NAPOLÉON, JOUEUR DE POKER

Dans un autre texte présent sur le site (Pas une flèche, ce Drouot), Kaspy prend avec vigueur la défense d’un grand, d’un très grand personnage des Armées napoléoniennes, le général d’artillerie Antoine Drouot.

Il a raison.

Mais je considère qu’il est scandaleux que certains d’entre nous soient obligés de tirer l’épée pour, en quelque sorte, réhabiliter un homme qui en imposa à ses frères d’armes et à Napoléon lui-même autant par ses capacités de soldat que par ses qualités d’homme. Ridiculiser, rabaisser les hommes les plus indiscutables de la Grande Armée est l’un des « hobbies » favoris des caïds de la napoléonie.

J’ose une question : sur la base de quelles compétences techniques le « juge » en question se permet-il de dénigrer celui que même son « patron », Napoléon, respectait pour sa droiture et sa maîtrise de l’art difficile de l’artillerie ?

La réponse restera vide de mots. Et tant pis pour ceux qui n’auront pu entendre – et hélas retenir – que ces paroles fielleuses.

C’ÉTAIT DU BLUFF…

Napoléon lui-même n’est d’ailleurs pas à l’abri de ses traits empoisonnés.

En voici un parmi de nombreux autres. Notre homme affirme que la conception que Napoléon avait de la guerre ressortissait davantage au poker qu’au jeu d’échecs, dans lequel il était, en outre, paraît-il, « très
mauvais ». À croire qu’il a joué avec lui !

En d’autres termes, et sauf mauvaise interprétation de ma part, c’était « bluff », et non pas réflexion stratégique.

Poker

On peut toujours rapprocher cette affirmation d’une phrase de Napoléon :

Dans la guerre, rien ne s’obtient que par le calcul : tout ce qui n’est pas profondément médité dans les détails ne produit aucun résultat.

Dans un document qui se trouve dans la bibliothèque de l’académie militaire américaine de West Point, on peut lire ceci :

Les batailles, les campagnes et les théories militaires de Napoléon ont été étudiées par les cadets de l’académie militaire des États-Unis depuis au moins 1817. Même aujourd’hui, l’Empereur [avec un « E » en capitale !] reste l’exemple même du grand chef de guerre éminemment digne d’étude…

Qui aurait osé imaginer que, depuis 1817, les futurs chefs des armées des États-Unis passaient ainsi plusieurs années à l’Académie militaire de West Point à apprendre le… poker sous la férule de Napoléon ?

Notons, dans la même veine, que, lors d’une émission de télévision consacrée à l’Empire, l’un des invités, journaliste, affirma de son plus grand sérieux et en présence du pape qui resta coi, qu’Austerlitz était une bataille – il aurait pu dire également : une partie – ratée, dont… le hasard fit la victoire que l’on sait.

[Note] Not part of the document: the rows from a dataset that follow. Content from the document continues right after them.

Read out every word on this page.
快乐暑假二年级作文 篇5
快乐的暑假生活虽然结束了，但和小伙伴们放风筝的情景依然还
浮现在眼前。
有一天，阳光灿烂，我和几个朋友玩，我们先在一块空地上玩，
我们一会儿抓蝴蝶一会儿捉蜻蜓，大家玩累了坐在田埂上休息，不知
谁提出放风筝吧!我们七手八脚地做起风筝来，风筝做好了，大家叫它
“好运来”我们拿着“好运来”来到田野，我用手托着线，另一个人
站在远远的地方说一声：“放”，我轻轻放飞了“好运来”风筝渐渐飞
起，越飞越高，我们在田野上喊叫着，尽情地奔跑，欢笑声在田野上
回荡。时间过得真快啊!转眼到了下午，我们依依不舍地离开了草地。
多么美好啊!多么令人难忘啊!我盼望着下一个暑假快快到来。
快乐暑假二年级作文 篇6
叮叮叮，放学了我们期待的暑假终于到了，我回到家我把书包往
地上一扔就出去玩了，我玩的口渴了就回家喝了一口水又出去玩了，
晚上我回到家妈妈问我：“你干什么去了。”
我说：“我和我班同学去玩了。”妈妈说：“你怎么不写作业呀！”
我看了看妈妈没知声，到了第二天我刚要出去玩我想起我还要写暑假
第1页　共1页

Il faut oser. Et ils osent.

Autre jugement formulé, celui-ci, par un homme, aujourd’hui décédé, qui savait vraiment de quoi il parlait, tout en se laissant aller lui aussi, Angleterre oblige, aux habituelles mesquineries lamentables envers Napoléon : il s’agit de David Chandler, qui fut directeur des Études du Département de la Guerre à l’Académie royale militaire de Sandhurst (Grande- Bretagne) :

Il [Napoléon] a fait une fois pour toutes la preuve de sa maîtrise d’un art de la guerre fondé sur sa faculté à adopter “en souplesse” un plan de rechange. Sous de nombreux aspects, la guerre ne fut plus jamais tout à fait la même. Il est évident qu’une nouvelle ère, qui allait largement durer jusqu’à la fin du 20è siècle, venait de voir le jour.

Ce jugement porté sur Napoléon par le professeur David Chandler se rapporte à la campagne de Prusse de 1806 !

Nous sommes ici bien loin du « joueur de poker » cher au personnage évoqué plus haut.